The symbol of Joan of Arc continues to be appropriated by everyone in France: the National Front, anti-clericals, monarchists, feminists, Catholics, and Protestants. In order to use the myth of the Virgin of Orléans for the needs of a political movement, it is enough to put the accents in her biography differently. It is thanks to this that her golden equestrian statue on Place des Pyramides in Paris has the status of the most revered monument in the whole country, and the legendary La Pucelle is the main character of at least a dozen feature films. During the NFM organ cinema, we will show the most important of them – a silent, black and white production from 1928 entitled The Passion of Joan of Arc.
When in the 1920s, the French Société Génerale des Films commissioned Carl Theodore Dreyer to make a film about one of the most important figures in French history, the Danish director was given a choice of three: Joan of Arc, Catherine de Medici, and Marie Antoinette. Deeply religious, though far from any orthodoxy, the director chose as the main character of his new film the Virgin of Orléans, canonized a few years earlier by Pope Benedict XV and proclaimed the patroness of France. Then, for a year and a half, he researched her story and, based on fifteenth-century trial documents, created a scenario for the movie, in which he focused on the last day in the life of Joan.

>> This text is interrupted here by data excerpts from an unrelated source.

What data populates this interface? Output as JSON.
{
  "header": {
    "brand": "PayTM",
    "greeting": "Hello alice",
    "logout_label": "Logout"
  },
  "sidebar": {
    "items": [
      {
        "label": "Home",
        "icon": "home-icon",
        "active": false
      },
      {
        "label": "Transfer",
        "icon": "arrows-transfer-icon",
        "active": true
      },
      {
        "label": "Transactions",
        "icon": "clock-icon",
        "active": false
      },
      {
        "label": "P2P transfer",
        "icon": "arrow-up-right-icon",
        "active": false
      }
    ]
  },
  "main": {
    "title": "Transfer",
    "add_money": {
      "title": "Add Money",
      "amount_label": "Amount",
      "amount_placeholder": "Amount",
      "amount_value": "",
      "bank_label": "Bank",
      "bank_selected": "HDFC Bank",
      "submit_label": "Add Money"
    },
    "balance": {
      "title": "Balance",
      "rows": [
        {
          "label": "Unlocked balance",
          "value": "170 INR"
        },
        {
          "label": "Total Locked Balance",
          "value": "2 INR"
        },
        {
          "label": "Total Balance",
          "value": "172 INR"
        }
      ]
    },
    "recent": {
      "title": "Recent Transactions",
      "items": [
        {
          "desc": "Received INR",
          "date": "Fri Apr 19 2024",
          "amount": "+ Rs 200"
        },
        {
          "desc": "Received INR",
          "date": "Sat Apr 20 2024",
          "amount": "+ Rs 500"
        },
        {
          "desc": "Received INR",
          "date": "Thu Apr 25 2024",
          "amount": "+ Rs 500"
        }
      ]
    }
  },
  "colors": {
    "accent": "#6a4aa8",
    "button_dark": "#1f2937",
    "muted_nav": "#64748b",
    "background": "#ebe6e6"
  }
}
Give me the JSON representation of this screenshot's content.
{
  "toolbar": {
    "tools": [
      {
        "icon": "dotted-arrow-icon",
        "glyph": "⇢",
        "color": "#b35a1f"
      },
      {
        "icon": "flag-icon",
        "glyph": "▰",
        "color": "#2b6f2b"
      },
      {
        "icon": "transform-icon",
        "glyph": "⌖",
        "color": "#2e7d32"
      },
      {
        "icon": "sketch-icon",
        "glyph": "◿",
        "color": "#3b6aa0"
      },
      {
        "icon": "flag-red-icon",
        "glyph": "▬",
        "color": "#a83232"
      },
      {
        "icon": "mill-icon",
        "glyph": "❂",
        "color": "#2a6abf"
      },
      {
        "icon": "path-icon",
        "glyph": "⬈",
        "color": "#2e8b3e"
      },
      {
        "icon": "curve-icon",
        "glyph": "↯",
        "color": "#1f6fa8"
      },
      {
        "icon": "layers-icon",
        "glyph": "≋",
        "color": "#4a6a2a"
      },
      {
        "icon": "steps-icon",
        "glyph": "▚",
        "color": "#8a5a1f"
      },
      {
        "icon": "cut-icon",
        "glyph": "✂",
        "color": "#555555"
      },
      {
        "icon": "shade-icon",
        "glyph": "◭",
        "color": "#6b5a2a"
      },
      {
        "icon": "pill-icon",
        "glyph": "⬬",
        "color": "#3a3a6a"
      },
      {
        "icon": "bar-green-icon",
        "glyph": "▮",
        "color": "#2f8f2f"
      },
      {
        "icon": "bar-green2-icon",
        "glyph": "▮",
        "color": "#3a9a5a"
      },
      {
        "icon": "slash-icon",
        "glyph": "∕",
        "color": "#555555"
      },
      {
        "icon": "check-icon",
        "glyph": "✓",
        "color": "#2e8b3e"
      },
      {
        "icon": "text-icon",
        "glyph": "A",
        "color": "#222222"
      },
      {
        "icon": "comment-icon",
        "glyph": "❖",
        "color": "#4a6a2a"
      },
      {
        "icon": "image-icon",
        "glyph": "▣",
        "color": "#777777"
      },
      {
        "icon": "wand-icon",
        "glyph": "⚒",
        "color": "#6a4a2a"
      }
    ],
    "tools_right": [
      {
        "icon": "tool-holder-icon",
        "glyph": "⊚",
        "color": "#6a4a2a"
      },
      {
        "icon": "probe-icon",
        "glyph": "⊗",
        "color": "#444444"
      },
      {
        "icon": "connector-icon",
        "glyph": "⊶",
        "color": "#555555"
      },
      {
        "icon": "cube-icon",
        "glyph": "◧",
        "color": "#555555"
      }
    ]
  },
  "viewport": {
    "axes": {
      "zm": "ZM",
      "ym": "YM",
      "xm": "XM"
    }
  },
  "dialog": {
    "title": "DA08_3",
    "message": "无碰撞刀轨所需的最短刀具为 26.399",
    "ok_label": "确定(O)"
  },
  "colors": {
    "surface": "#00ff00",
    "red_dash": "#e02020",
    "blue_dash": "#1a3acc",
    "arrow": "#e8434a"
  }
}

The film he made, the last silent film in his oeuvre, is considered the apogee of the artistic potential of this type of cinema. The Danish director decided that what distinguished cinema from theatre was the work of the camera, which is why the most important means of expression was the faces of Joan, her accusers and torturers, filmed close-up, without make-up, in a white, almost abstract space. In the role of Joan, Dreyer cast the theatre actress Renée Falconetti, who thanks to this performance, despite her playing in only two films in her life, landed in cinema history books.
The moving image of the last day of Joan of Arc’s life during the show in the Main Hall of the NFM will be accompanied by live improvisations performed by Franz Danksagmüller, a German organist and composer. The lecturer of the Musikhochschule Lübeck will enrich the sound of the organ with the use of electronics.